We are going to a regression analysis on the car data set.
# import car dataset
require(carData)
## Loading required package: carData
library(dplyr)
##
## Attaching package: 'dplyr'
## The following objects are masked from 'package:stats':
##
## filter, lag
## The following objects are masked from 'package:base':
##
## intersect, setdiff, setequal, union
library(ggplot2)
head(cars)
## speed dist
## 1 4 2
## 2 4 10
## 3 7 4
## 4 7 22
## 5 8 16
## 6 9 10
dim(cars)
## [1] 50 2
require(ResourceSelection)
## Loading required package: ResourceSelection
## ResourceSelection 0.3-6 2023-06-27
kdepairs(cars)
## Warning in par(usr): argument 1 does not name a graphical parameter
## Warning in par(usr): argument 1 does not name a graphical parameter
There 50 observations and 2 features from the data set. speed seems to
increase with driving long distance. the speed variable is distributed
in the center while the dist variable is distributed to the left.

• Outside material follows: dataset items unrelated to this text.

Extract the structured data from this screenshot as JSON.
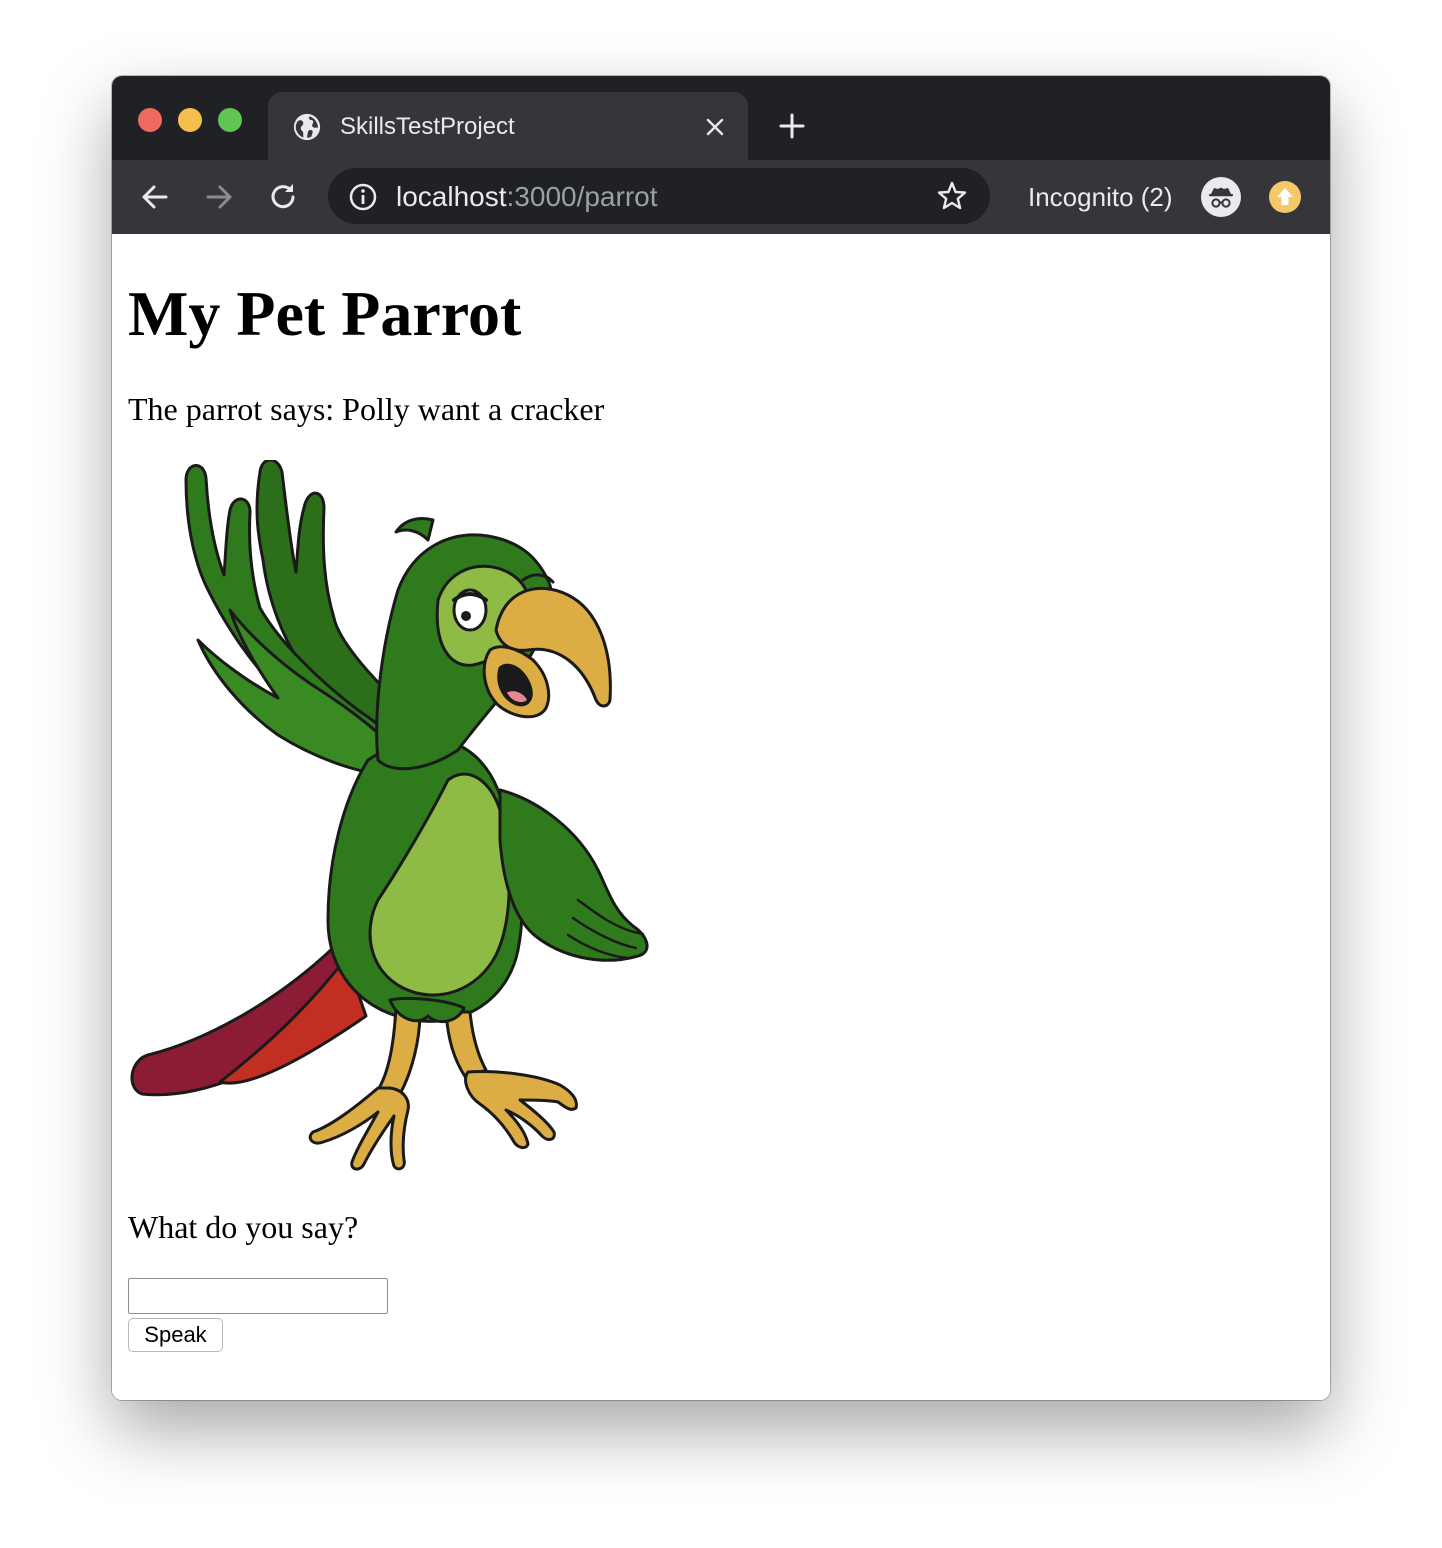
{
  "browser": {
    "tab_title": "SkillsTestProject",
    "url_host": "localhost",
    "url_rest": ":3000/parrot",
    "incognito_label": "Incognito (2)",
    "icons": [
      "globe-icon",
      "close-icon",
      "plus-icon",
      "back-arrow-icon",
      "forward-arrow-icon",
      "reload-icon",
      "info-icon",
      "star-icon",
      "incognito-icon",
      "update-icon"
    ],
    "colors": {
      "tabstrip": "#202124",
      "toolbar": "#35363a",
      "update_badge": "#f5c96a"
    }
  },
  "page": {
    "title": "My Pet Parrot",
    "parrot_says": "The parrot says: Polly want a cracker",
    "prompt": "What do you say?",
    "input_value": "",
    "button_label": "Speak",
    "image": "parrot-illustration"
  }
}
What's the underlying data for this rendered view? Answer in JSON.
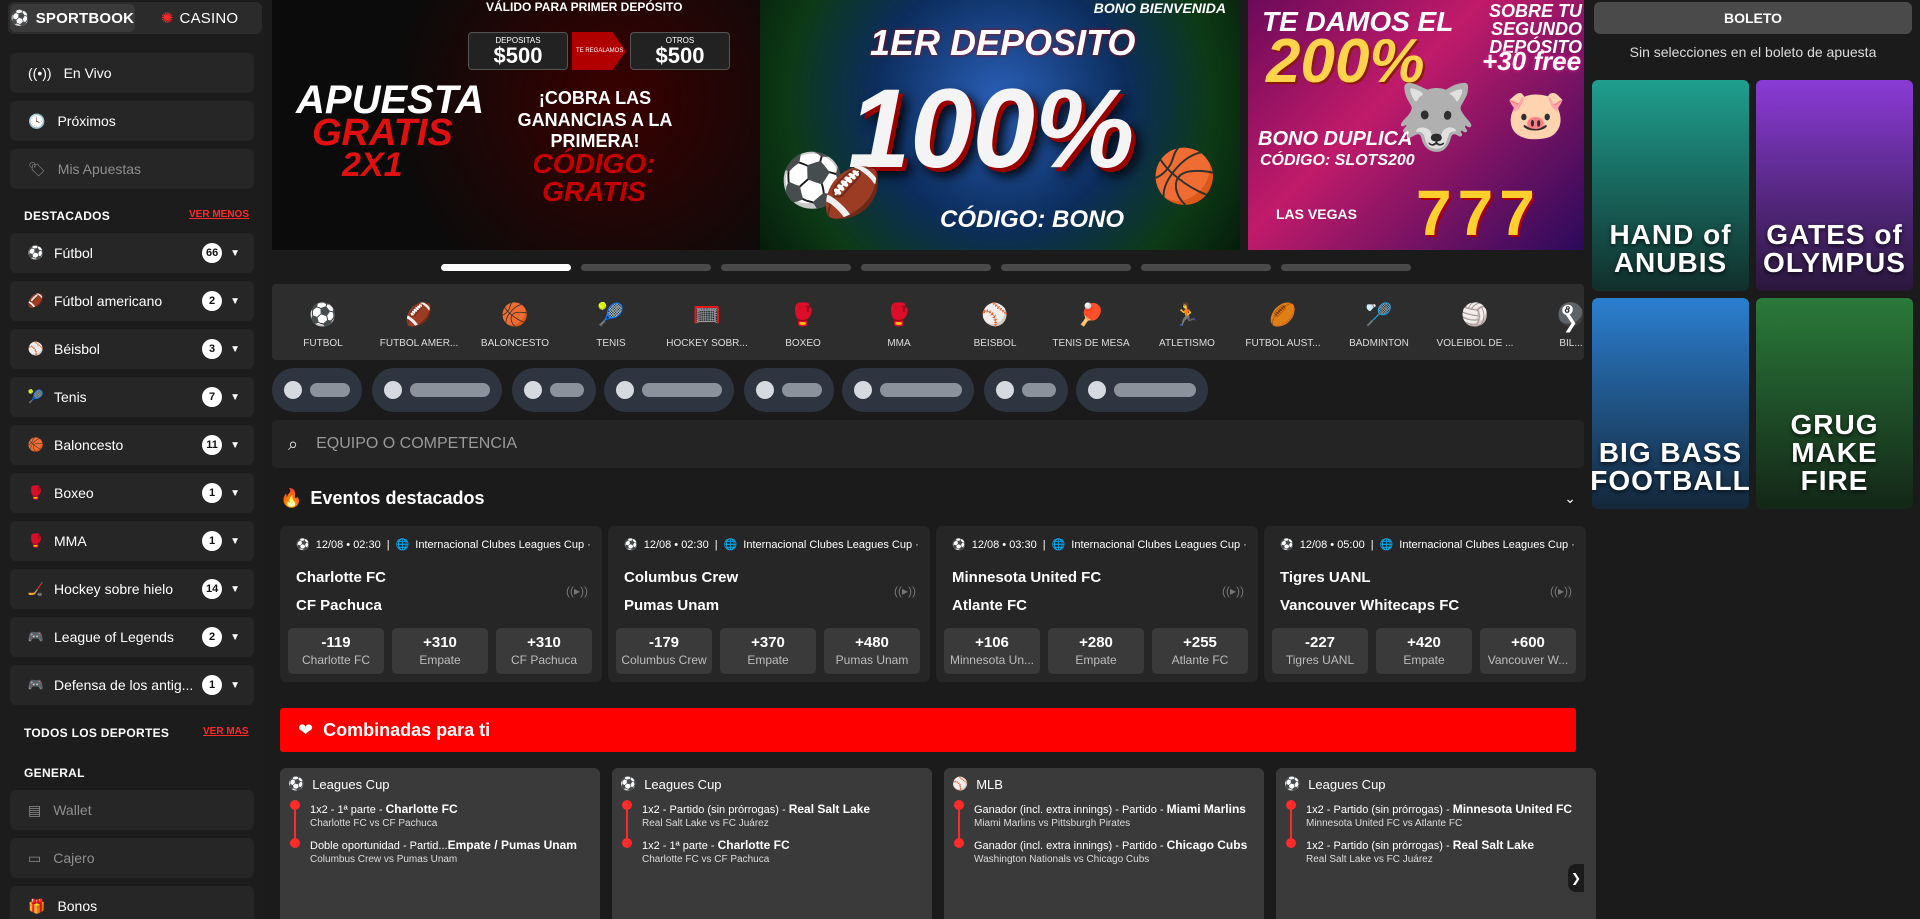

variables are well correlated with each other. they have a correlation
of 0.807
plot(cars[,"speed"],cars[,"dist"], main= "speed vs distance",
xlab="speed", ylab="Distance")
# see how data is skewed
ggplot(cars, aes(x=speed)) +
geom_histogram(binwidth = 5, fill="grey", color="black") +
labs(title="Histogram of Car Speeds", x="Speed (mph)", y="Frequency") +
theme_minimal()
we are going to use regression to predict the cars speed using the
distance variables. The correlation already shows that there is a good
relationship among the variables. Based on the summary, it takes a car
going 0 mph to stop - 17 feet to stop. every time need need to stop, it
need to an additional to 3.9324 feet to stop.
cars_model <- lm(dist ~ speed, data = cars)
summary(cars_model)
##
## Call:
## lm(formula = dist ~ speed, data = cars)
##
## Residuals:
## Min 1Q Median 3Q Max
## -29.069 -9.525 -2.272 9.215 43.201
##
## Coefficients:
## Estimate Std. Error t value Pr(>|t|)
## (Intercept) -17.5791 6.7584 -2.601 0.0123 *
## speed 3.9324 0.4155 9.464 1.49e-12 ***
## ---
## Signif. codes: 0 '***' 0.001 '**' 0.01 '*' 0.05 '.' 0.1 ' ' 1
##
## Residual standard error: 15.38 on 48 degrees of freedom
## Multiple R-squared: 0.6511, Adjusted R-squared: 0.6438
## F-statistic: 89.57 on 1 and 48 DF, p-value: 1.49e-12
par(ask=F)
par(mfrow=c(2,2))
plot(cars_model)
hist(cars_model$residuals)
This fitted values graph shows a good relations between fitted values and and residual values. there are only 3 outliers which are 23, 35, 49. The data appear to be well modeled by a linear relationship between speed and dist, and the points appear to be randomly spread out about the line, with no discernible non-linear trends or indications of non-constant variance.
par(ask=F)
par(mfrow=c(2,2))
plot(cars_model)
plot(fitted(cars_model, resid(cars_model)))
qqnorm(resid(cars_model))
qqline(resid(cars_model))
Both features have good relationship , but we can use other evaluation techniques to improve the \(R^2\) from 0.6511 to better score.